The Daily Film Renter wrote: "This provocative C.O.I. documentary covers an enormous range in an effort to show how the present world food situation arose in which the few live luxuriously while thousands starve to death. But it is diverse and emotional and does not seem to get anywhere in particular. There can be no gainsaying the poignancy of its grim famine scenes, but scant consolation is offered apart from a few platitudes. Instructional, interesting and arresting – but hardly entertaining from the viewpoint of the general audience."

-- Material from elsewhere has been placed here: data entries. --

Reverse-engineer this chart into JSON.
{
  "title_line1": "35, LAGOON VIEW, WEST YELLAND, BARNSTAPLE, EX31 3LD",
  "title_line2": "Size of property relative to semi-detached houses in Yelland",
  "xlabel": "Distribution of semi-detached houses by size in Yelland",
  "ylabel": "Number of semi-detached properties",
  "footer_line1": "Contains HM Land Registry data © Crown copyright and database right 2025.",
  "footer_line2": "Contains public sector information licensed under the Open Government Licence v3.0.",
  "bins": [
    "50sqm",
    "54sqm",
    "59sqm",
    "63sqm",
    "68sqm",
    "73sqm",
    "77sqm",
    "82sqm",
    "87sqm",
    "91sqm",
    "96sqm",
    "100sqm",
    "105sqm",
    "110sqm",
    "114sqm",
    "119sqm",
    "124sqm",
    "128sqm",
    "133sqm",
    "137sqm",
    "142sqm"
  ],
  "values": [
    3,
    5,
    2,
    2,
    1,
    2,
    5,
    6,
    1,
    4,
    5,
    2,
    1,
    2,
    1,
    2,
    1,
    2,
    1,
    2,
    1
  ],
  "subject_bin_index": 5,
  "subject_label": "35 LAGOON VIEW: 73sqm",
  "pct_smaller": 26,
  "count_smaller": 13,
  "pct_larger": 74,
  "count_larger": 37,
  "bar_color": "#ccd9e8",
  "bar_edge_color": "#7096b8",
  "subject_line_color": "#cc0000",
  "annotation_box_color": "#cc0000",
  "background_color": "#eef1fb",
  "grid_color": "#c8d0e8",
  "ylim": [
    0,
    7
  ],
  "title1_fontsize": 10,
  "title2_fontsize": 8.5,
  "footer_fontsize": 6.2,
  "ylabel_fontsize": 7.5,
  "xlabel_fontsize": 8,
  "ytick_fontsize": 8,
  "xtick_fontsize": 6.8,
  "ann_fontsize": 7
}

In Tribune, X wrote: "Mr Rotha is mellowing. His new fiim, a post-war sequel to World of Plenty, is less aggressive, relying more on persuasion and less on direct exhortation than most of his earlier work. ... He seems no longer to feel that he is preaching to a resisting audience. His purpose is now more to open the eyes of an audience, one hopes a majority audience, that wants to face facts and is more easily convinced that they are facts. The result is that The World is Rich can afford to be dialectic as well as didactic, and its cause is served all the better for that. It can also afford to be horrible. Its shots of those dying and dead of starvation will horrify people, as they should, the more so as the argument they illustrate does not need to be treated as controversial. ... Furthermore, it goes far to solving that bugbear problem of all documentary directors – how to maintain a balance between the visual and the aural without overdoing the counterpoint (which is apparently inevitable but which can be the ruination of documentary unless it is kept within bounds). If The World is Rich gets the wide booking it deserves, it will do invaluable work."

== Accolades ==
It was nominated for an Academy Award for Best Documentary Feature.